For only the second time in 17 years the state of Idaho carried out the death penalty with the lethal injection of Richard Leavitt, 53. Leavitt was convicted for the brutal slaying and mutilation of Danette Elg, 31 in 1985. Prosecutor’s said Leavitt repeatedly stabbed her with exceptional force, and then cut out her sexual organs. Leavitt always maintained his innocence, but none of his appeals swayed any of the judges to take the death penalty off the table.

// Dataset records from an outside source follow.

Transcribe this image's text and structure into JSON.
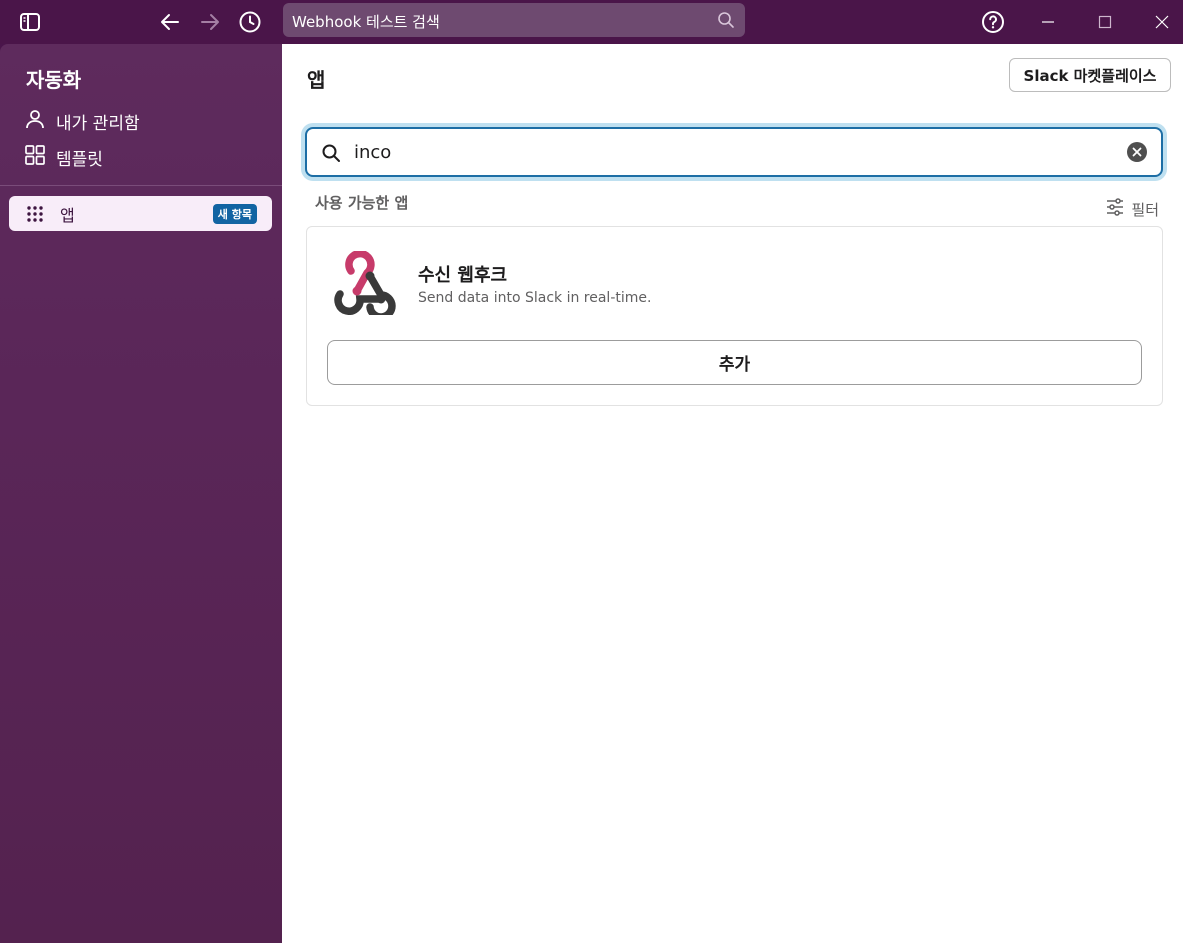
{
  "titlebar": {
    "search_text": "Webhook 테스트 검색",
    "icons": [
      "sidebar-toggle-icon",
      "back-arrow-icon",
      "forward-arrow-icon",
      "history-clock-icon",
      "help-icon",
      "minimize-icon",
      "maximize-icon",
      "close-icon"
    ]
  },
  "sidebar": {
    "title": "자동화",
    "items": [
      {
        "label": "내가 관리함",
        "icon": "person-icon"
      },
      {
        "label": "템플릿",
        "icon": "grid-icon"
      }
    ],
    "active_item": {
      "label": "앱",
      "badge": "새 항목",
      "icon": "dots-grid-icon"
    }
  },
  "main": {
    "title": "앱",
    "marketplace_button": "Slack 마켓플레이스",
    "search_value": "inco",
    "section_label": "사용 가능한 앱",
    "filter_label": "필터",
    "apps": [
      {
        "name": "수신 웹후크",
        "description": "Send data into Slack in real-time.",
        "add_label": "추가",
        "icon": "webhook-logo"
      }
    ]
  },
  "colors": {
    "brand_aubergine": "#4a154b",
    "active_item_bg": "#f8edf9",
    "badge_blue": "#1264a3",
    "focus_blue": "#1d6ea5"
  }
}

Two things made both these crimes stand out in my mind. First, this execution in Idaho was the first where witnesses were allowed to view the preparation of the lethal injection. Strapping the victim (?) down, inserting the IV and the final execution. Usually a curtain if pulled back, only after all preparations have been made.
The second thing that ties these two crimes together is the length of time it took for this execution to take place. Leavitt committed his crime in 1984 and was convicted in 1985. He has been a ward of the state of Idaho for 27 years. No one can deny that everyone is entitled to every possible arrow in the legal quiver. However, we also have to keep in mind that there are also family members of the victim who are waiting for justice and some accountability for the crime. Twenty-seven years seems like a long time for justice to finally be meted out. Elg would be 58 today had she lived.
1958 vs. 2012
Exactly how long did it take for 19-year old Charles Starkweather to exhaust his appeals and to be executed in the Nebraska electric chair? Justice moved a little faster in 1958. Just seventeen months, after being convicted of only one of the eleven murders, Starkweather was put to death 152 days before his 21st birthday. Caril Ann Fugate was sentenced to 18 years in prison and was paroled in 1976.
It’s very hard to look at the death penalty as a deterrent for anything when we’re talking 27 years. Only family members are affected after that length of time. Starkweather’s trial and appeals took less time than John Edward’s recent trial.
Some Final Thoughts
Many people who’ve come in contact with the justice system sometimes leave it with a sour taste in their mouths. Each year the wheels of justice seem to turn just a little bit slower.
What’s my opinion of the death penalty? I think the death penalty is a deterrent — to anyone it’s been applied to. No executed criminal is a repeat offender. On the other hand, we do have proof positive, that innocent people have been convicted in court, and executed for crimes they did not commit. We also have proof positive that the guilty are often released on technicalities to re-offend. The bottom line — no system is perfect.
However, the odds of the innocent being unjustly charged and convicted, is slowly being reduced. Fingerprints changed things in the 30’s and 40’s. DNA testing is responsible for many innocent people being released from our prisons today. Interrogation techniques are improving. I believe that science and technology will continue to narrow the gap between the guilty and innocent. For the time being, I still prefer to live with the imperfections of our current justice system. One very important protection remains unchanged. Anyone charged with a crime, in the United States of America, is still innocent until proven guilty in a court of law by a judge and jury of their peers.